Putain ce que je l'ai attendu.
"Green Language", c'est cet album sur lequel je fantasme depuis de longues semaines. Je n'avais entendu que le duo de Rustie x Danny Brown ("Attack") qui m'avait transcendé, et j'avais encore en tête ce live très bref mais puissant, pendant le N.A.M.E.
Je ne vivais que pour ce deuxième album, après avoir été littéralement séduite par le premier album, "Glass Swords", datant de 2011. Un nouvel album, pour la rentrée, trois ans après le premier, et ce au beau milieu du revival de la musique électronique. Le contexte me semblait parfait. Plus l'intervalle entre les CDs d'un artiste est longue, plus l'album reflète le parcours, les mutations d'un artiste.

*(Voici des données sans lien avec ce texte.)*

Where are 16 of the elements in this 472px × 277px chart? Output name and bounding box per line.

J'étais là, je me levais chaque matin en comptant les jours, espérant que cet artiste m'offre un album capable de m'accompagner alors que l'été touchait à sa fin. J'en avais assez du petit rock à la Yeah Yeah Yeahs, Little Daylights, que je ne garde que pour mes soirées pleines de solitude. "D'ici deux semaines, les vacances seront belles et bien finies, me disais-je en grimaçant un peu. Il me faut un album plein de vigueur et d'énergie, qui me donnera le sourire, qui marquera ma rentrée."
Et "Green Language" est arrivé. D'abord en ligne, avec un jeu vidéo - dans lequel je me suis plantée comme une merde - qui permettait de gambader au milieu des pixels tout en écoutant les musiques de l'album, puis, enfin, l'album, ses 13 pistes et son 320 kbs qui fait pleurer mes enceintes.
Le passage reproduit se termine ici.